Our main concern is processing incoming payloads at a reasonable rate. We’ve made sure that we always have enough event servers to handle this load, with zero tolerance for underprovisioning. We can then afford to be more flexible with the availability of event workers, and have some tolerance for momentary underprovisioning at this level.
In general, we prefer that event server queues are processed quickly by event workers because this means that the view of the world represented in our datastores is an accurate reflection of our customers’ application states.
So how does this work in terms of optimizing for availability and cost?
Our event workers are stateless, so no data is stored in their process. This is good because in the case that an event worker disappears, we haven’t actually lost anything. Short term, all data is stored in our event servers and is then passed along into our various longterm datastores.
As event workers pull events from the event server queues, they must perform very CPU intensive processing. The event workers analyze events and write the data to our datastores to figure out patterns between events and how to aggregate and match them together.

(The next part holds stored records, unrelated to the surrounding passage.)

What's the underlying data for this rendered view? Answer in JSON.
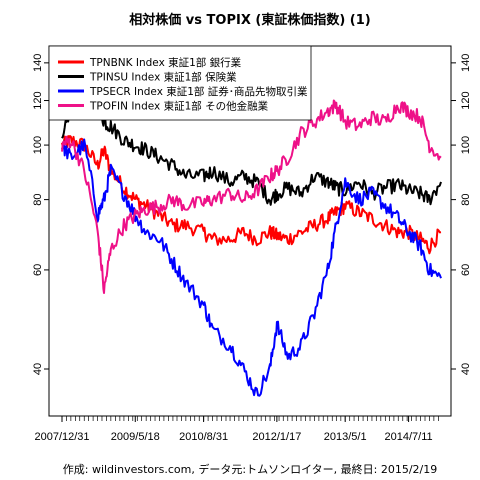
{
  "chart_data": {
    "type": "line",
    "title": "相対株価 vs TOPIX (東証株価指数) (1)",
    "caption": "作成: wildinvestors.com, データ元:トムソンロイター, 最終日: 2015/2/19",
    "x_tick_labels": [
      "2007/12/31",
      "2009/5/18",
      "2010/8/31",
      "2012/1/17",
      "2013/5/1",
      "2014/7/11"
    ],
    "y_tick_values": [
      40,
      60,
      80,
      100,
      120,
      140
    ],
    "y_scale": "log",
    "ylim": [
      33,
      150
    ],
    "legend_position": "top-left",
    "grid": false,
    "x": [
      "2007/12/31",
      "2008/3/1",
      "2008/6/1",
      "2008/9/1",
      "2008/10/15",
      "2008/12/1",
      "2009/3/1",
      "2009/5/18",
      "2009/8/1",
      "2009/11/1",
      "2010/2/1",
      "2010/5/1",
      "2010/8/31",
      "2010/11/1",
      "2011/3/1",
      "2011/6/1",
      "2011/9/1",
      "2011/12/1",
      "2012/1/17",
      "2012/4/1",
      "2012/7/1",
      "2012/10/1",
      "2013/1/1",
      "2013/3/1",
      "2013/5/1",
      "2013/8/1",
      "2013/11/1",
      "2014/2/1",
      "2014/5/1",
      "2014/7/11",
      "2014/10/1",
      "2014/12/1",
      "2015/2/19"
    ],
    "series": [
      {
        "name": "TPNBNK Index 東証1部 銀行業",
        "color": "#ff0000",
        "values": [
          100,
          102,
          100,
          92,
          98,
          90,
          84,
          80,
          78,
          75,
          72,
          72,
          70,
          68,
          68,
          70,
          68,
          70,
          69,
          68,
          70,
          72,
          74,
          76,
          78,
          76,
          74,
          72,
          70,
          70,
          68,
          66,
          70
        ]
      },
      {
        "name": "TPINSU Index 東証1部 保険業",
        "color": "#000000",
        "values": [
          100,
          118,
          124,
          120,
          110,
          108,
          102,
          100,
          98,
          95,
          92,
          88,
          88,
          90,
          86,
          88,
          86,
          80,
          82,
          84,
          82,
          88,
          86,
          84,
          83,
          86,
          82,
          84,
          85,
          83,
          82,
          80,
          86
        ]
      },
      {
        "name": "TPSECR Index 東証1部 証券･商品先物取引業",
        "color": "#0000ff",
        "values": [
          100,
          95,
          100,
          75,
          80,
          90,
          82,
          75,
          70,
          68,
          62,
          57,
          52,
          47,
          44,
          40,
          36,
          40,
          48,
          42,
          44,
          50,
          60,
          72,
          86,
          80,
          82,
          78,
          74,
          70,
          66,
          60,
          58
        ]
      },
      {
        "name": "TPOFIN Index 東証1部 その他金融業",
        "color": "#ee1188",
        "values": [
          100,
          102,
          90,
          70,
          55,
          65,
          72,
          75,
          77,
          78,
          80,
          78,
          79,
          80,
          82,
          80,
          83,
          88,
          90,
          95,
          105,
          110,
          115,
          118,
          110,
          108,
          112,
          110,
          118,
          115,
          112,
          100,
          95
        ]
      }
    ]
  }
}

When we have a spike in error data coming from a customer’s application, the overall length of event server queues increases. We try to clear them quickly so that the event data contained here can be surfaced to our users fast.

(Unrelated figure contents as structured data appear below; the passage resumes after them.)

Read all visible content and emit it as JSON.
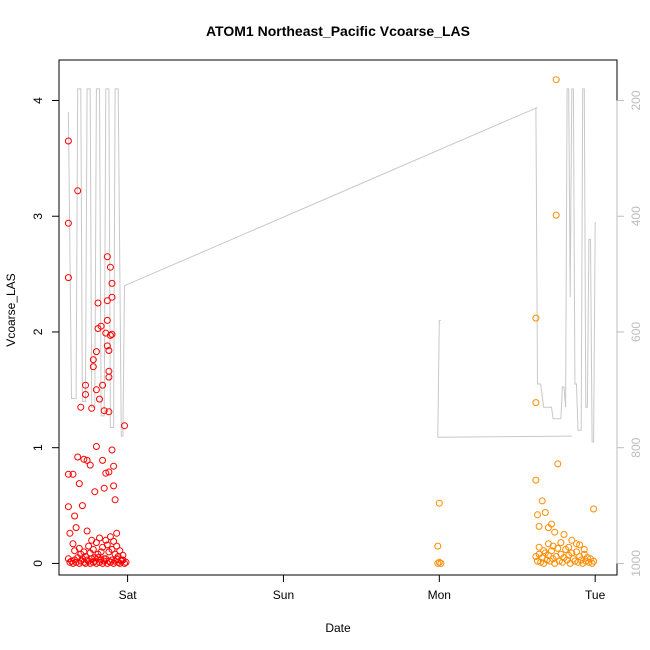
{
  "chart_data": {
    "type": "scatter",
    "title": "ATOM1 Northeast_Pacific Vcoarse_LAS",
    "xlabel": "Date",
    "ylabel": "Vcoarse_LAS",
    "x_ticks": [
      "Sat",
      "Sun",
      "Mon",
      "Tue"
    ],
    "x_tick_values": [
      1,
      2,
      3,
      4
    ],
    "xlim": [
      0.56,
      4.14
    ],
    "ylim": [
      -0.1,
      4.35
    ],
    "y_ticks": [
      "0",
      "1",
      "2",
      "3",
      "4"
    ],
    "y_tick_values": [
      0,
      1,
      2,
      3,
      4
    ],
    "right_axis": {
      "ticks": [
        "200",
        "400",
        "600",
        "800",
        "1000"
      ],
      "tick_values": [
        200,
        400,
        600,
        800,
        1000
      ],
      "reversed": true,
      "color": "#bdbdbd",
      "y_at_top": 200,
      "y_at_bottom": 1000
    },
    "colors": {
      "series_1": "#ff0000",
      "series_2": "#ff8c00",
      "line": "#c8c8c8"
    },
    "series": [
      {
        "color": "#ff0000",
        "points": [
          [
            0.62,
            3.65
          ],
          [
            0.62,
            2.94
          ],
          [
            0.62,
            2.47
          ],
          [
            0.62,
            0.77
          ],
          [
            0.62,
            0.49
          ],
          [
            0.63,
            0.26
          ],
          [
            0.65,
            0.77
          ],
          [
            0.66,
            0.41
          ],
          [
            0.67,
            0.31
          ],
          [
            0.68,
            0.92
          ],
          [
            0.68,
            3.22
          ],
          [
            0.69,
            0.69
          ],
          [
            0.7,
            1.35
          ],
          [
            0.71,
            0.5
          ],
          [
            0.72,
            0.9
          ],
          [
            0.73,
            1.54
          ],
          [
            0.73,
            1.46
          ],
          [
            0.74,
            0.89
          ],
          [
            0.74,
            0.28
          ],
          [
            0.76,
            0.85
          ],
          [
            0.77,
            1.34
          ],
          [
            0.78,
            1.76
          ],
          [
            0.78,
            1.7
          ],
          [
            0.79,
            0.62
          ],
          [
            0.8,
            1.5
          ],
          [
            0.8,
            1.01
          ],
          [
            0.8,
            1.83
          ],
          [
            0.81,
            2.25
          ],
          [
            0.81,
            2.03
          ],
          [
            0.82,
            1.42
          ],
          [
            0.83,
            2.05
          ],
          [
            0.84,
            1.54
          ],
          [
            0.84,
            0.89
          ],
          [
            0.85,
            1.32
          ],
          [
            0.85,
            0.65
          ],
          [
            0.86,
            0.78
          ],
          [
            0.86,
            1.99
          ],
          [
            0.87,
            2.1
          ],
          [
            0.87,
            2.27
          ],
          [
            0.87,
            2.65
          ],
          [
            0.87,
            1.88
          ],
          [
            0.88,
            1.84
          ],
          [
            0.88,
            1.66
          ],
          [
            0.88,
            1.61
          ],
          [
            0.88,
            1.31
          ],
          [
            0.88,
            0.79
          ],
          [
            0.89,
            1.97
          ],
          [
            0.89,
            2.56
          ],
          [
            0.9,
            2.3
          ],
          [
            0.9,
            2.42
          ],
          [
            0.9,
            1.98
          ],
          [
            0.9,
            0.98
          ],
          [
            0.91,
            0.84
          ],
          [
            0.91,
            0.67
          ],
          [
            0.92,
            0.55
          ],
          [
            0.93,
            0.26
          ],
          [
            0.98,
            1.19
          ],
          [
            0.65,
            0.17
          ],
          [
            0.66,
            0.11
          ],
          [
            0.69,
            0.13
          ],
          [
            0.7,
            0.08
          ],
          [
            0.72,
            0.1
          ],
          [
            0.73,
            0.06
          ],
          [
            0.75,
            0.15
          ],
          [
            0.76,
            0.09
          ],
          [
            0.77,
            0.2
          ],
          [
            0.78,
            0.12
          ],
          [
            0.79,
            0.05
          ],
          [
            0.8,
            0.18
          ],
          [
            0.81,
            0.08
          ],
          [
            0.82,
            0.22
          ],
          [
            0.83,
            0.1
          ],
          [
            0.84,
            0.14
          ],
          [
            0.85,
            0.04
          ],
          [
            0.86,
            0.2
          ],
          [
            0.87,
            0.16
          ],
          [
            0.88,
            0.1
          ],
          [
            0.89,
            0.23
          ],
          [
            0.9,
            0.12
          ],
          [
            0.91,
            0.19
          ],
          [
            0.92,
            0.08
          ],
          [
            0.93,
            0.15
          ],
          [
            0.94,
            0.06
          ],
          [
            0.95,
            0.11
          ],
          [
            0.96,
            0.03
          ],
          [
            0.97,
            0.07
          ],
          [
            0.62,
            0.04
          ],
          [
            0.63,
            0.01
          ],
          [
            0.64,
            0.02
          ],
          [
            0.65,
            0.0
          ],
          [
            0.66,
            0.03
          ],
          [
            0.67,
            0.01
          ],
          [
            0.68,
            0.05
          ],
          [
            0.69,
            0.0
          ],
          [
            0.7,
            0.02
          ],
          [
            0.71,
            0.04
          ],
          [
            0.72,
            0.01
          ],
          [
            0.73,
            0.0
          ],
          [
            0.74,
            0.03
          ],
          [
            0.75,
            0.02
          ],
          [
            0.76,
            0.0
          ],
          [
            0.77,
            0.04
          ],
          [
            0.78,
            0.01
          ],
          [
            0.79,
            0.02
          ],
          [
            0.8,
            0.0
          ],
          [
            0.81,
            0.05
          ],
          [
            0.82,
            0.01
          ],
          [
            0.83,
            0.03
          ],
          [
            0.84,
            0.0
          ],
          [
            0.85,
            0.02
          ],
          [
            0.86,
            0.04
          ],
          [
            0.87,
            0.0
          ],
          [
            0.88,
            0.02
          ],
          [
            0.89,
            0.01
          ],
          [
            0.9,
            0.03
          ],
          [
            0.91,
            0.0
          ],
          [
            0.92,
            0.02
          ],
          [
            0.93,
            0.04
          ],
          [
            0.94,
            0.01
          ],
          [
            0.95,
            0.0
          ],
          [
            0.96,
            0.02
          ],
          [
            0.97,
            0.03
          ],
          [
            0.98,
            0.0
          ],
          [
            0.99,
            0.01
          ]
        ]
      },
      {
        "color": "#ff8c00",
        "points": [
          [
            3.0,
            0.52
          ],
          [
            2.99,
            0.15
          ],
          [
            2.99,
            0.0
          ],
          [
            3.0,
            0.01
          ],
          [
            3.01,
            0.0
          ],
          [
            3.62,
            2.12
          ],
          [
            3.62,
            1.39
          ],
          [
            3.62,
            0.72
          ],
          [
            3.63,
            0.42
          ],
          [
            3.64,
            0.32
          ],
          [
            3.66,
            0.54
          ],
          [
            3.68,
            0.44
          ],
          [
            3.7,
            0.31
          ],
          [
            3.72,
            0.34
          ],
          [
            3.74,
            0.27
          ],
          [
            3.76,
            0.86
          ],
          [
            3.8,
            0.25
          ],
          [
            3.75,
            4.18
          ],
          [
            3.75,
            3.01
          ],
          [
            3.99,
            0.47
          ],
          [
            3.85,
            0.2
          ],
          [
            3.9,
            0.16
          ],
          [
            3.62,
            0.06
          ],
          [
            3.63,
            0.02
          ],
          [
            3.64,
            0.08
          ],
          [
            3.65,
            0.01
          ],
          [
            3.66,
            0.05
          ],
          [
            3.67,
            0.0
          ],
          [
            3.68,
            0.09
          ],
          [
            3.69,
            0.03
          ],
          [
            3.7,
            0.07
          ],
          [
            3.71,
            0.02
          ],
          [
            3.72,
            0.11
          ],
          [
            3.73,
            0.04
          ],
          [
            3.74,
            0.0
          ],
          [
            3.75,
            0.06
          ],
          [
            3.76,
            0.13
          ],
          [
            3.77,
            0.02
          ],
          [
            3.78,
            0.08
          ],
          [
            3.79,
            0.01
          ],
          [
            3.8,
            0.05
          ],
          [
            3.81,
            0.12
          ],
          [
            3.82,
            0.03
          ],
          [
            3.83,
            0.07
          ],
          [
            3.84,
            0.0
          ],
          [
            3.85,
            0.09
          ],
          [
            3.86,
            0.04
          ],
          [
            3.87,
            0.02
          ],
          [
            3.88,
            0.1
          ],
          [
            3.89,
            0.01
          ],
          [
            3.9,
            0.06
          ],
          [
            3.91,
            0.03
          ],
          [
            3.92,
            0.0
          ],
          [
            3.93,
            0.08
          ],
          [
            3.94,
            0.02
          ],
          [
            3.95,
            0.05
          ],
          [
            3.96,
            0.01
          ],
          [
            3.97,
            0.04
          ],
          [
            3.98,
            0.0
          ],
          [
            3.99,
            0.02
          ],
          [
            3.64,
            0.14
          ],
          [
            3.67,
            0.11
          ],
          [
            3.7,
            0.17
          ],
          [
            3.73,
            0.15
          ],
          [
            3.78,
            0.18
          ],
          [
            3.83,
            0.14
          ],
          [
            3.88,
            0.17
          ],
          [
            3.93,
            0.12
          ]
        ]
      }
    ],
    "line_series": {
      "color": "#c8c8c8",
      "segments": [
        [
          [
            0.62,
            220
          ],
          [
            0.64,
            715
          ],
          [
            0.67,
            715
          ],
          [
            0.68,
            180
          ],
          [
            0.7,
            180
          ],
          [
            0.71,
            720
          ],
          [
            0.73,
            720
          ],
          [
            0.74,
            180
          ],
          [
            0.76,
            180
          ],
          [
            0.77,
            730
          ],
          [
            0.79,
            730
          ],
          [
            0.8,
            180
          ],
          [
            0.82,
            180
          ],
          [
            0.83,
            745
          ],
          [
            0.85,
            745
          ],
          [
            0.86,
            180
          ],
          [
            0.88,
            180
          ],
          [
            0.89,
            765
          ],
          [
            0.91,
            765
          ],
          [
            0.92,
            180
          ],
          [
            0.94,
            180
          ],
          [
            0.96,
            780
          ],
          [
            0.97,
            780
          ],
          [
            0.98,
            520
          ],
          [
            3.63,
            212
          ]
        ],
        [
          [
            2.99,
            782
          ],
          [
            3.0,
            580
          ],
          [
            3.01,
            580
          ]
        ],
        [
          [
            2.99,
            782
          ],
          [
            3.85,
            780
          ]
        ],
        [
          [
            3.62,
            212
          ],
          [
            3.63,
            690
          ],
          [
            3.65,
            690
          ],
          [
            3.67,
            730
          ],
          [
            3.72,
            730
          ],
          [
            3.73,
            750
          ],
          [
            3.78,
            750
          ],
          [
            3.79,
            695
          ],
          [
            3.8,
            695
          ],
          [
            3.81,
            730
          ],
          [
            3.82,
            180
          ],
          [
            3.83,
            180
          ],
          [
            3.84,
            540
          ],
          [
            3.85,
            180
          ],
          [
            3.86,
            180
          ],
          [
            3.87,
            690
          ],
          [
            3.88,
            690
          ],
          [
            3.89,
            770
          ],
          [
            3.91,
            770
          ],
          [
            3.92,
            180
          ],
          [
            3.93,
            180
          ],
          [
            3.94,
            730
          ],
          [
            3.95,
            730
          ],
          [
            3.96,
            440
          ],
          [
            3.97,
            440
          ],
          [
            3.98,
            790
          ],
          [
            3.99,
            790
          ],
          [
            4.0,
            410
          ]
        ]
      ]
    }
  }
}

To do this, we make sure that queue length in the event servers stays as low as possible, so we have Auto Scaling rules setup that respond to the length of the payload queue. If the amount of work to be done on the queue increases, we add more worker instances to process the queue more quickly. When the queue length is low and the workers aren’t heavily using CPU, we scale down to fewer workers to take advantage of the cost benefits of having less computing resources.
Our even worker fleet is made up of on demand and spot instances.
Spot instances are excess computing capacity that is available in a bidding marketplace. The pricing for spot instances is based on supply and demand so when there is less excess capacity, the spot price increases, and vice versa. If your bid price is more than the current spot price, you get access to the instances you bid on. The major advantage here is that they’re much cheaper, in general, that on demand instances. If you’re looking to use spot instances, it’s important to know that they can disappear at any time, so your use case needs to be able to tolerate this with protection against disappearing instances.
On demand instances are generally more expensive, but you know you will have them when you need them.
We’ve architected our event worker fleet to be made up of both spot and on demand instances, so we can take advantage of the low cost of spot instances without negative drawbacks.
We’ve biased our Auto Scaling rules towards the usage of spot instances when they’re available for their lower cost. They are our first Auto Scaling group and we try to scale them up aggressively, and scale down slowly. Our second Auto Scaling group is made up of on demand instances which we scale up conservatively and scale down aggressively because of their higher cost. When possible we prefer that spot instances pick up the slack after we scale down on demand instances.
There are times when our bid price is below the spot price and so we can’t get spot instances, or we’re experiencing a particularly large spike which requires both spot and on-demand instances to handle.
This spot and on demand approach has proven to be very effective for us and so it’s useful to consider if spot instances may be able to help you meet your technical challenges too at a lower cost.
Auto Scaling might be helpful to your company for achieving high levels of availability and resource optimization. To get started, AWS offers great developer resources and documentation to help you decide if Auto Scaling can work for you. Keep in mind that thoughtful configuration and careful implementation is essential if you decide to use Auto Scaling for your infrastructure.